I wonder if you can speculatively assume there are no line ends in quoted blocks...

burntsushi · on Oct 10, 2020

How do you detect it without ruining the performance of the fast path? Seems like you need to make some kind of assumption. Perhaps in the number of columns in each row. But then what happens if you need to parse data with a different number of columns in some row? (Which is not that uncommon.)

The problem with csv is that many people consuming it don't actually choose that format. They have to parse what they are given.

londons_explore · on Oct 11, 2020

Assume all linebreaks aren't part of quoted strings.

Split the data in linebreaks.

Process each line in parallel (massive speedup, can use many cores or even GPU).

Record "errors" (ie.

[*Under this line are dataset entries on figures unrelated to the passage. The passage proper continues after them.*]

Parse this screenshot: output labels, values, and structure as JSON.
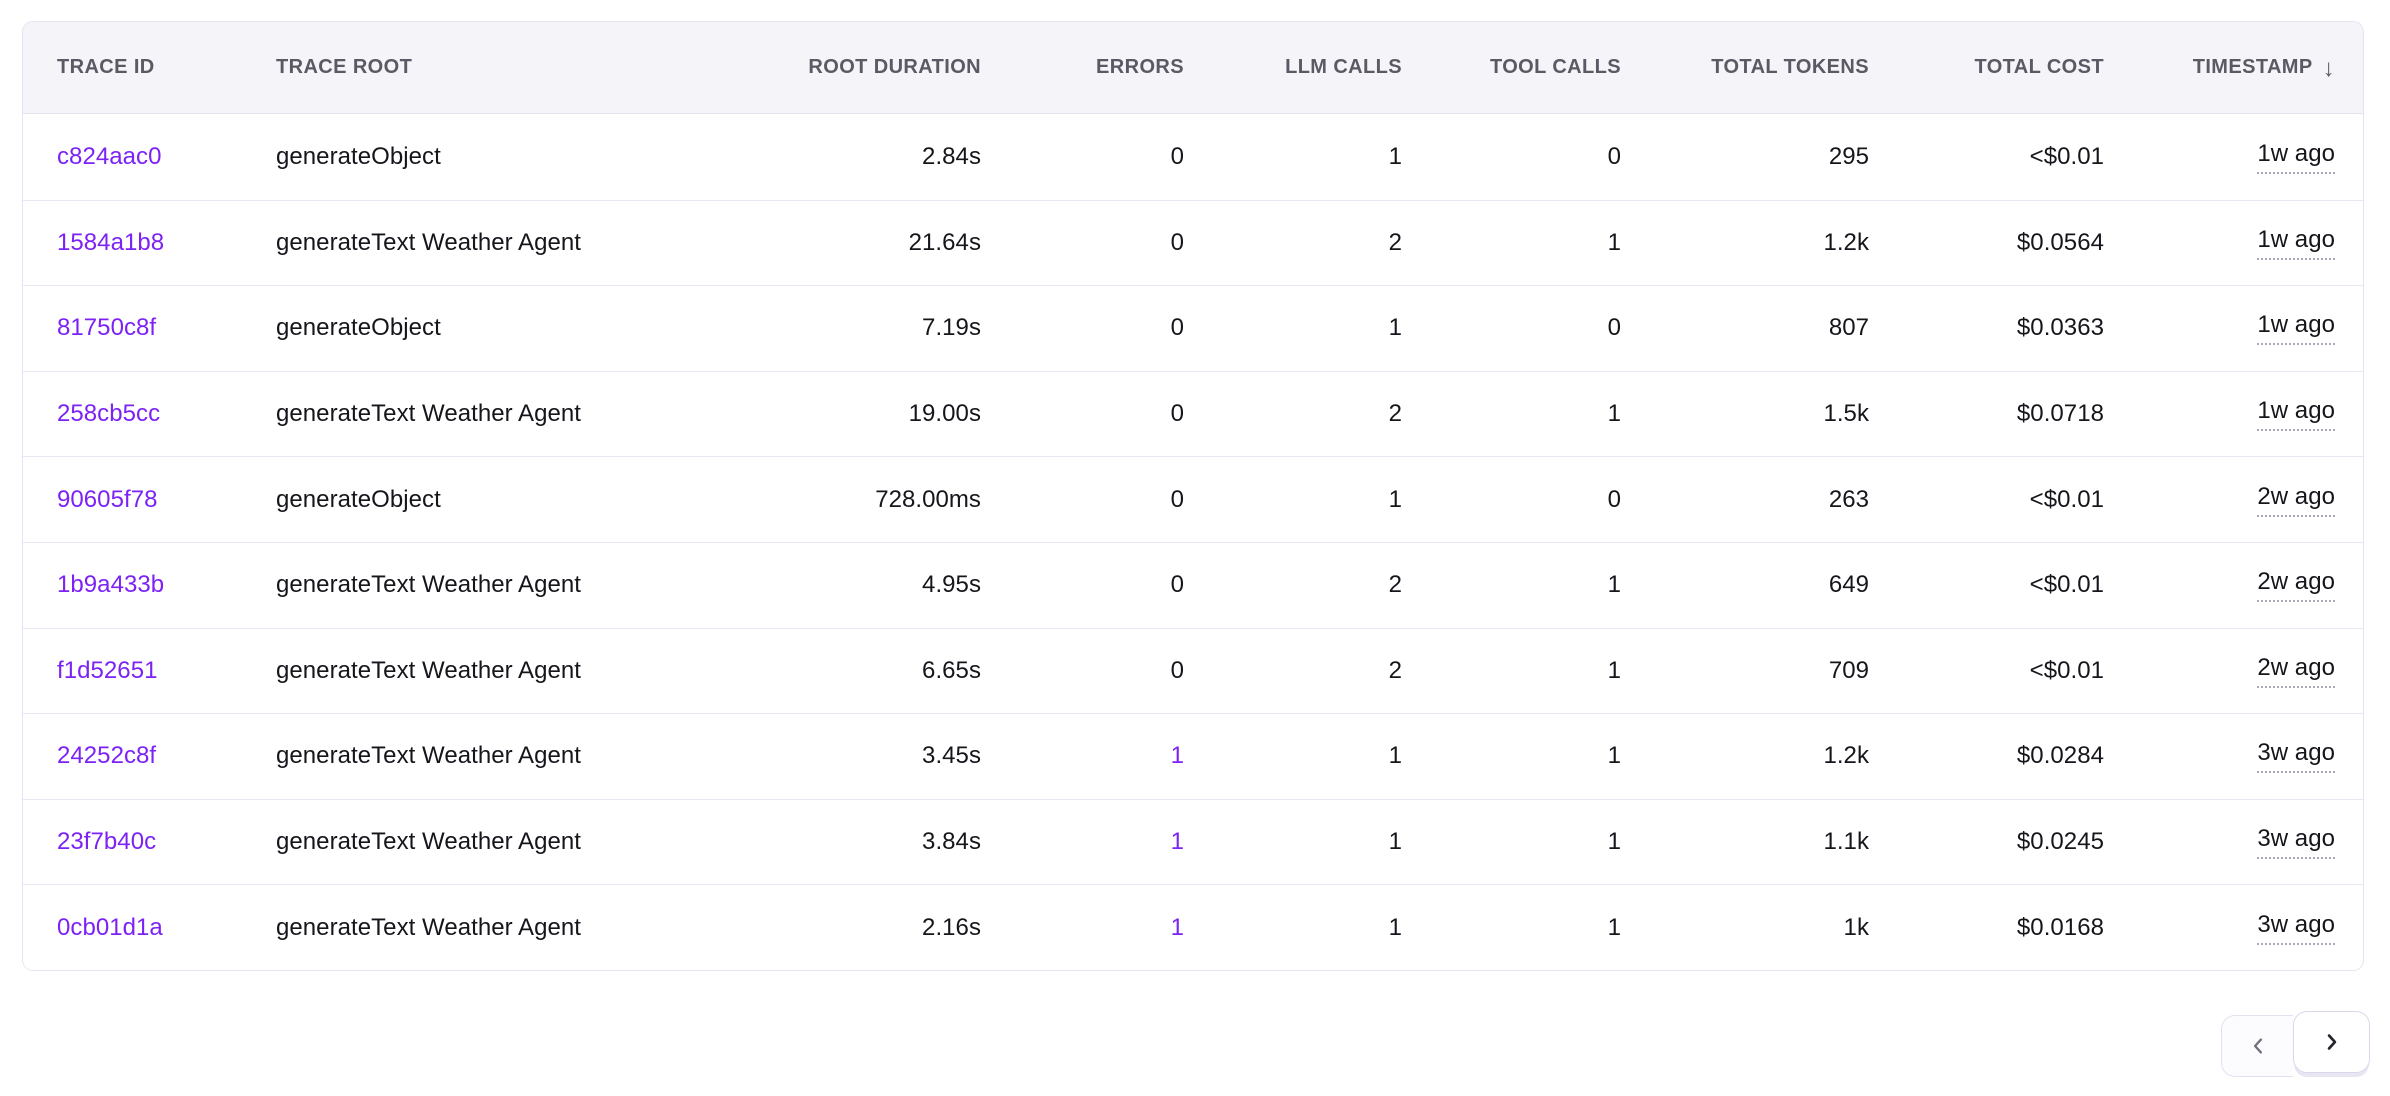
{
  "table": {
    "sort_icon": "↓",
    "columns": [
      {
        "key": "trace_id",
        "label": "TRACE ID",
        "align": "left",
        "sorted": false
      },
      {
        "key": "trace_root",
        "label": "TRACE ROOT",
        "align": "left",
        "sorted": false
      },
      {
        "key": "root_duration",
        "label": "ROOT DURATION",
        "align": "right",
        "sorted": false
      },
      {
        "key": "errors",
        "label": "ERRORS",
        "align": "right",
        "sorted": false
      },
      {
        "key": "llm_calls",
        "label": "LLM CALLS",
        "align": "right",
        "sorted": false
      },
      {
        "key": "tool_calls",
        "label": "TOOL CALLS",
        "align": "right",
        "sorted": false
      },
      {
        "key": "total_tokens",
        "label": "TOTAL TOKENS",
        "align": "right",
        "sorted": false
      },
      {
        "key": "total_cost",
        "label": "TOTAL COST",
        "align": "right",
        "sorted": false
      },
      {
        "key": "timestamp",
        "label": "TIMESTAMP",
        "align": "right",
        "sorted": true,
        "sort_direction": "desc"
      }
    ],
    "rows": [
      {
        "trace_id": "c824aac0",
        "trace_root": "generateObject",
        "root_duration": "2.84s",
        "errors": "0",
        "llm_calls": "1",
        "tool_calls": "0",
        "total_tokens": "295",
        "total_cost": "<$0.01",
        "timestamp": "1w ago"
      },
      {
        "trace_id": "1584a1b8",
        "trace_root": "generateText Weather Agent",
        "root_duration": "21.64s",
        "errors": "0",
        "llm_calls": "2",
        "tool_calls": "1",
        "total_tokens": "1.2k",
        "total_cost": "$0.0564",
        "timestamp": "1w ago"
      },
      {
        "trace_id": "81750c8f",
        "trace_root": "generateObject",
        "root_duration": "7.19s",
        "errors": "0",
        "llm_calls": "1",
        "tool_calls": "0",
        "total_tokens": "807",
        "total_cost": "$0.0363",
        "timestamp": "1w ago"
      },
      {
        "trace_id": "258cb5cc",
        "trace_root": "generateText Weather Agent",
        "root_duration": "19.00s",
        "errors": "0",
        "llm_calls": "2",
        "tool_calls": "1",
        "total_tokens": "1.5k",
        "total_cost": "$0.0718",
        "timestamp": "1w ago"
      },
      {
        "trace_id": "90605f78",
        "trace_root": "generateObject",
        "root_duration": "728.00ms",
        "errors": "0",
        "llm_calls": "1",
        "tool_calls": "0",
        "total_tokens": "263",
        "total_cost": "<$0.01",
        "timestamp": "2w ago"
      },
      {
        "trace_id": "1b9a433b",
        "trace_root": "generateText Weather Agent",
        "root_duration": "4.95s",
        "errors": "0",
        "llm_calls": "2",
        "tool_calls": "1",
        "total_tokens": "649",
        "total_cost": "<$0.01",
        "timestamp": "2w ago"
      },
      {
        "trace_id": "f1d52651",
        "trace_root": "generateText Weather Agent",
        "root_duration": "6.65s",
        "errors": "0",
        "llm_calls": "2",
        "tool_calls": "1",
        "total_tokens": "709",
        "total_cost": "<$0.01",
        "timestamp": "2w ago"
      },
      {
        "trace_id": "24252c8f",
        "trace_root": "generateText Weather Agent",
        "root_duration": "3.45s",
        "errors": "1",
        "llm_calls": "1",
        "tool_calls": "1",
        "total_tokens": "1.2k",
        "total_cost": "$0.0284",
        "timestamp": "3w ago"
      },
      {
        "trace_id": "23f7b40c",
        "trace_root": "generateText Weather Agent",
        "root_duration": "3.84s",
        "errors": "1",
        "llm_calls": "1",
        "tool_calls": "1",
        "total_tokens": "1.1k",
        "total_cost": "$0.0245",
        "timestamp": "3w ago"
      },
      {
        "trace_id": "0cb01d1a",
        "trace_root": "generateText Weather Agent",
        "root_duration": "2.16s",
        "errors": "1",
        "llm_calls": "1",
        "tool_calls": "1",
        "total_tokens": "1k",
        "total_cost": "$0.0168",
        "timestamp": "3w ago"
      }
    ]
  },
  "pagination": {
    "prev_icon": "chevron-left",
    "next_icon": "chevron-right"
  },
  "colors": {
    "accent": "#7c22f5",
    "text": "#16151b",
    "header_text": "#5a5964",
    "header_bg": "#f5f4f9",
    "border": "#e5e2f1",
    "row_border": "#eae8f4",
    "underline": "#a9a6b8"
  }
}
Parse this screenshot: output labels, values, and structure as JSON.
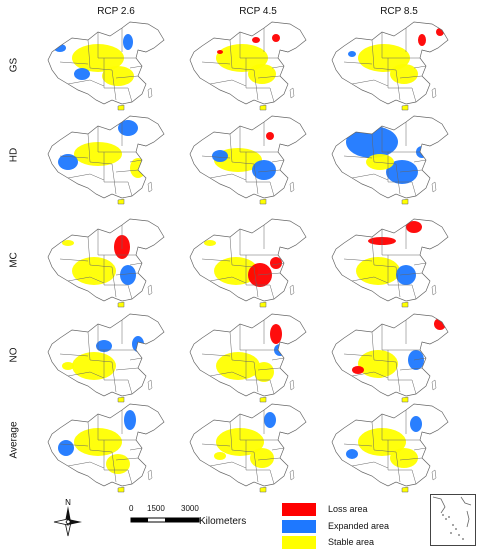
{
  "columns": [
    "RCP 2.6",
    "RCP 4.5",
    "RCP 8.5"
  ],
  "rows": [
    "GS",
    "HD",
    "MC",
    "NO",
    "Average"
  ],
  "legend": [
    {
      "label": "Loss area",
      "color": "#ff0000"
    },
    {
      "label": "Expanded area",
      "color": "#1e78ff"
    },
    {
      "label": "Stable area",
      "color": "#ffff00"
    }
  ],
  "scale": {
    "ticks": [
      "0",
      "1500",
      "3000"
    ],
    "units": "Kilometers"
  },
  "north_label": "N",
  "colors": {
    "land": "#ffffff",
    "border": "#666666",
    "loss": "#ff0000",
    "expanded": "#1e78ff",
    "stable": "#ffff00"
  }
}
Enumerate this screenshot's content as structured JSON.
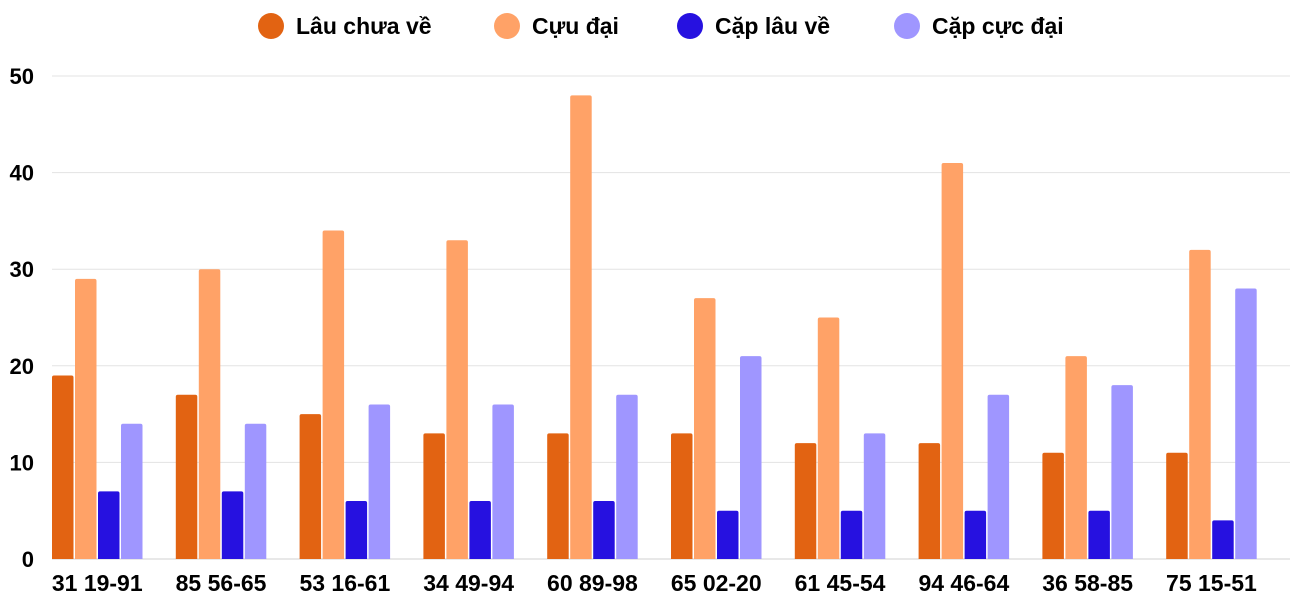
{
  "chart_data": {
    "type": "bar",
    "categories": [
      "31 19-91",
      "85 56-65",
      "53 16-61",
      "34 49-94",
      "60 89-98",
      "65 02-20",
      "61 45-54",
      "94 46-64",
      "36 58-85",
      "75 15-51"
    ],
    "series": [
      {
        "name": "Lâu chưa về",
        "color": "#e26312",
        "values": [
          19,
          17,
          15,
          13,
          13,
          13,
          12,
          12,
          11,
          11
        ]
      },
      {
        "name": "Cựu đại",
        "color": "#ffa267",
        "values": [
          29,
          30,
          34,
          33,
          48,
          27,
          25,
          41,
          21,
          32
        ]
      },
      {
        "name": "Cặp lâu về",
        "color": "#2611e0",
        "values": [
          7,
          7,
          6,
          6,
          6,
          5,
          5,
          5,
          5,
          4
        ]
      },
      {
        "name": "Cặp cực đại",
        "color": "#9f96ff",
        "values": [
          14,
          14,
          16,
          16,
          17,
          21,
          13,
          17,
          18,
          28
        ]
      }
    ],
    "ylim": [
      0,
      50
    ],
    "yticks": [
      0,
      10,
      20,
      30,
      40,
      50
    ],
    "grid": true,
    "legend_position": "top"
  }
}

Where a quoted block doesn't end before the newline)

Remove and reprocess all records containing errors or following a record with errors. Repeat until no errors exist.

burntsushi · on Oct 11, 2020

Yeah, you kind of fell right into the trap I was talking about. Your approach either requires being able to memory map the CSV data or storing the CSV data in memory. And to be honest, it's not clear to me that your approach would end up being faster anyway. There's a lot of overhead buried in there, and it sounds like it's at least two passes over the data in common cases. And in cases where there are line breaks in the data, your approach will perform very poorly I think.